Mr Donohoe denied the funding was linked to an impending general election, which must take place by early next year.

“It has nothing to do with the timing of an election,” Mr Donohoe said.

“I never said it was an unreasonable question. I just answered it. It doesn’t have anything to do with the timing of the election.

“What it has more to do with actually is the premise – we’ve had soaring inflation now over the last two years. There’s real signs that that’s beginning to come down now.

“I wanted to do two things. I wanted to ensure the commitments the Government has made in relation to building homes, building schools, student accommodation, in relation to the future of sports here in Ireland, that we can honour and preserve those commitments.

“Secondly, in a small number of cases, a number of ministers now will have the ability to go ahead with a few new commitments during the year. That’s what the process was designed to do and has done.”

Mr Donohoe told RTE’s Today With Claire Byrne show that there was no “pulling money out of a hat”.

“It was announced on Budget Day. There’s no hat here. This is all part of our budget arithmetic,” he added.

“On Budget Day, I announced – along with the Minister for Finance Minister (Michael) McGrath – there will be an additional two-and-a-quarter billion allocated for this year and in 2025 and 2026.

“It was a Budget Day announcement. It’s now been implemented. I said we’d get it done early in the year, we’ve got it done before Easter. That is all there is to it.

“Overall, when I started off doing this kind of work in 2017, we had capital investment in our economy of 4.5 billion euro. By the end of this process, it will be more than 14 billion euro.

“We’ve been able to put in place this kind of an increase because our public finances are safe, there are stable, we’re running a surplus.

“Because of that we can make these changes – it will lead to more homes being built, it will lead to better skills and will play a part in dealing with all of the issues within our society.”

Sinn Fein’s Pearse Doherty called on the Government to reverse its decision to restore excise duty
Sinn Fein’s Pearse Doherty Sinn Fein’s Pearse Doherty called on the Government to reverse its decision to restore excise duty

Mr Donohoe also defended the decision by Government to restore excise duty from midnight on April 1, when the cost of petrol and diesel will rise.

They will return to the level they were at before a cut was brought in two years ago.

Drivers will pay an extra four cent per litre of petrol and three cent per litre of diesel from Monday.

Sinn Fein’s Pearse Doherty called on the Government to reverse its decision to restore excise duty.

But Mr Donohoe said the cost of fuel today was much lower compared with two years ago.

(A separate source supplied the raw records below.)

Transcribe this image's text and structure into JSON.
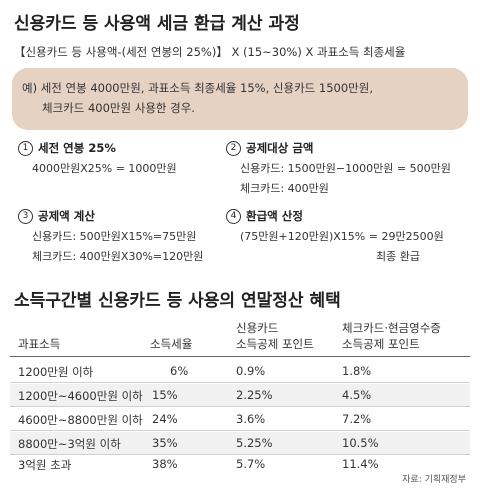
{
  "title": "신용카드 등 사용액 세금 환급 계산 과정",
  "formula": "【신용카드 등 사용액-(세전 연봉의 25%)】 X (15~30%) X 과표소득 최종세율",
  "example": {
    "line1": "예) 세전 연봉 4000만원, 과표소득 최종세율 15%, 신용카드 1500만원,",
    "line2": "체크카드 400만원 사용한 경우."
  },
  "steps": [
    {
      "num": "1",
      "title": "세전 연봉 25%",
      "lines": [
        "4000만원X25% = 1000만원"
      ]
    },
    {
      "num": "2",
      "title": "공제대상 금액",
      "lines": [
        "신용카드: 1500만원−1000만원 = 500만원",
        "체크카드: 400만원"
      ]
    },
    {
      "num": "3",
      "title": "공제액 계산",
      "lines": [
        "신용카드: 500만원X15%=75만원",
        "체크카드: 400만원X30%=120만원"
      ]
    },
    {
      "num": "4",
      "title": "환급액 산정",
      "lines": [
        "(75만원+120만원)X15% = 29만2500원",
        "최종 환급"
      ]
    }
  ],
  "table_title": "소득구간별 신용카드 등 사용의 연말정산 혜택",
  "table": {
    "headers": {
      "col1": "과표소득",
      "col2": "소득세율",
      "col3_l1": "신용카드",
      "col3_l2": "소득공제 포인트",
      "col4_l1": "체크카드·현금영수증",
      "col4_l2": "소득공제 포인트"
    },
    "rows": [
      [
        "1200만원 이하",
        "6%",
        "0.9%",
        "1.8%"
      ],
      [
        "1200만~4600만원 이하",
        "15%",
        "2.25%",
        "4.5%"
      ],
      [
        "4600만~8800만원 이하",
        "24%",
        "3.6%",
        "7.2%"
      ],
      [
        "8800만~3억원 이하",
        "35%",
        "5.25%",
        "10.5%"
      ],
      [
        "3억원 초과",
        "38%",
        "5.7%",
        "11.4%"
      ]
    ]
  },
  "source": "자료: 기획재정부"
}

“The reason why we are doing this is that when we, and it was myself actually who brought in the excise reductions over a year ago, the price of fuel was at that point, well in excess of two euro per litre,” he added.

“Even though the price of fuel is higher than we would want it to be, it is far, far lower than when we brought in these initial changes.

“The truth of it is is that if we were not to go ahead with the excise increase that’s going up, then we will have to change plans elsewhere.

“It’s about the need (for) honesty and acknowledging that these are complex issues.

“I accept that it creates cost for those at a time in which inflation is still there. I accept all of that. But the truth of it is, we spent hundreds of millions of euro taking down excise when fuel was well above two euro a litre.”